The Twins
- Author: Tessa de Loo
- Original title: De Tweeling
- Translator: Ruth Levitt
- Language: Dutch
- Genre: Novel
- Publisher: Arcadia Books
- Publication date: 1993
- Publication place: Netherlands
- Published in English: August 2000
- Media type: Print (Hardback & Paperback)
- Pages: 304 p. (Eng trans. paperback edition)
- ISBN: 1-900850-32-X (Eng trans. paperback edition)
- OCLC: 59431301

= The Twins (De Loo novel) =

1993 novel by Tessa de Loo

The Twins (De Tweeling) is a 1993 novel by Tessa de Loo about the sisters Lotte and Anna, who are separated at the age of six when their father dies. Anna stayed in Germany, while Lotte went to the Netherlands. They reunite in 1990, and compare their experiences in World War II.

The book was well received commercially, selling 130,000 copies within a year of release. It won the 1994 Publieksprijs voor het Nederlandse Boek award, though it received criticism for its simplicity and controversy over its presentation of German suffering during the war. de Loo later stated that she had used the book to show that "most Germans had suffered 'as much' from National Socialism as the Dutchmen had".

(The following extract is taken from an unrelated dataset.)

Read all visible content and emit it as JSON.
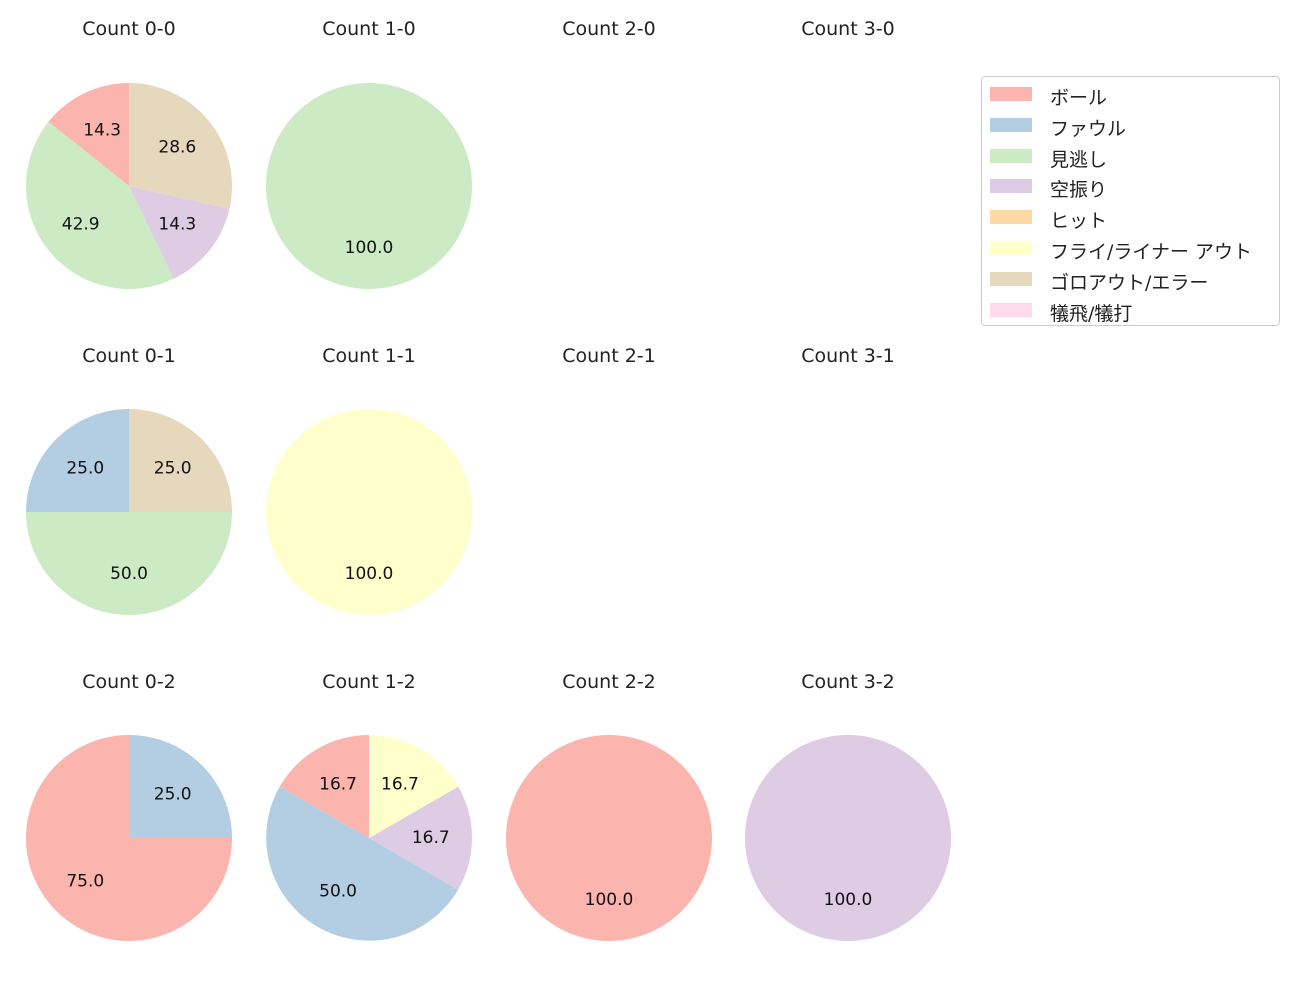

In 2002, the book was adapted to a film named Twin Sisters, which was nominated for an Oscar.

== Plot ==

In the autumn of 1990, 74-year-old Lotte Goudriaan spends several weeks in the spa town of Spa in the Belgian Ardennes. She has osteoarthritis and the treatment she is taking is intended to relieve her pain. On the third day, she meets a German woman of her age in the restroom of the Thermal Institute. She is also on a cure because of worn joints. The woman turns out to be from Cologne, which is also the city where Lotte was born. It soon becomes clear that the German, Anna Grosalie, is Lotte's twin sister. When they were six years old, their parents died shortly after each other. The family then decided that Anna would be raised with an uncle and an aunt in the German countryside, while Lotte would be placed with the family of a cousin of the father in the Netherlands. Due to bad relations within the family, but especially because of the war, the two sisters lost touch with each other. After their forced separation, they only met twice, the last time right after the war.